Biden responded “yes,” during a news conference with Japanese Prime Minister Fumio Kishida in Tokyo when asked by a reporter if he would “get involved militarily to defend Taiwan” if it were attacked by China.
“That’s the commitment we made,” the president added.
The president also noted that it is not “appropriate” for China to take Taiwan by force despite U.S. support of the “One China policy,” which acknowledges, without endorsing, China’s claim to the island nation.
“Look, here’s the situation,” Biden told reporters, “We agree with the One China policy. We signed on to it, and all the attendant agreements made from there, but the idea that it can be taken by force, just taken by force, is [just not] appropriate.”
Biden said that China is “already flirting with danger right now by flying so close and all the maneuvers they’re undertaking,” referring to Chinese President Xi Jinping directing Chinese military aircraft to fly within Taiwan’s defense zone.

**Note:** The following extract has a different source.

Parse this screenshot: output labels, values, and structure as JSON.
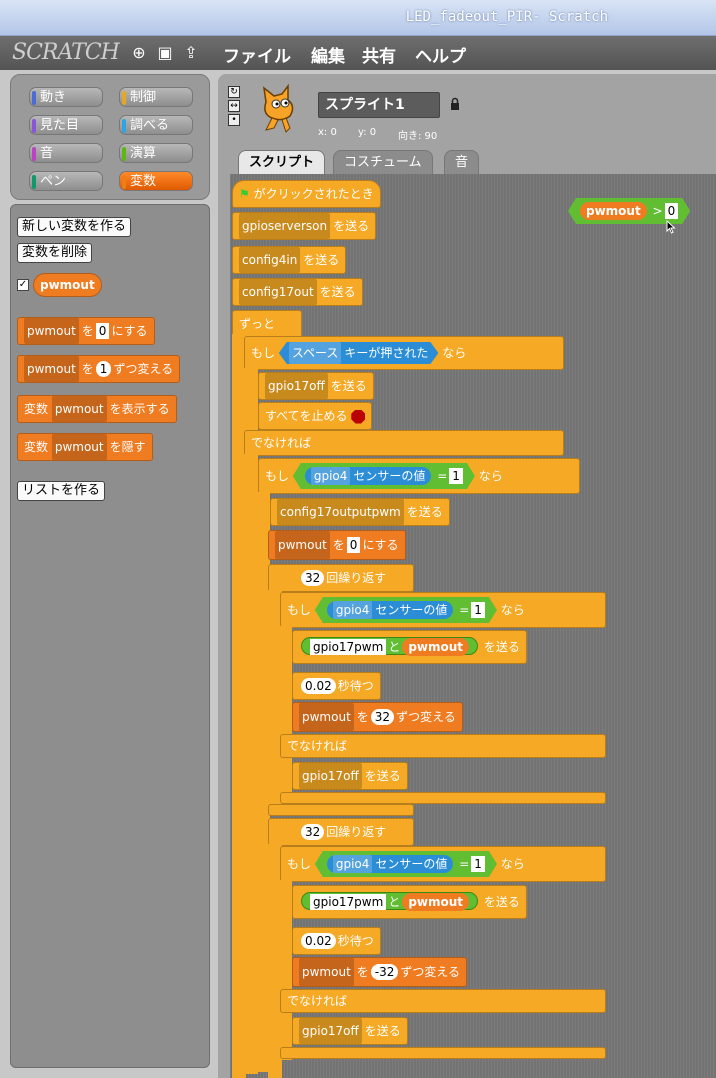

Biden’s remarks Monday echo a statement he made last year that was later walked back by the White House.
A Republican college student asked Biden in October of 2021 whether he would vow to protect Taiwan. “Yes and yes,” Biden responded.
“Military, China, Russia, and the rest of the world know that we have the most powerful military in the history of the world,” Biden continued. “Don’t worry about whether they’re gonna be more powerful. What you do have to worry about is whether or not they’re going to engage in activities that will put them in a position where they make a serious mistake.”
“The President was not announcing any change in our policy and there is no change in our policy,” a White House spokesperson said in response to Biden’s October 2021 statement. “The U.S. defense relationship with Taiwan is guided by the Taiwan Relations Act. We will uphold our commitment under the Act, we will continue to support Taiwan’s self-defense, and we will continue to oppose any unilateral changes to the status quo.”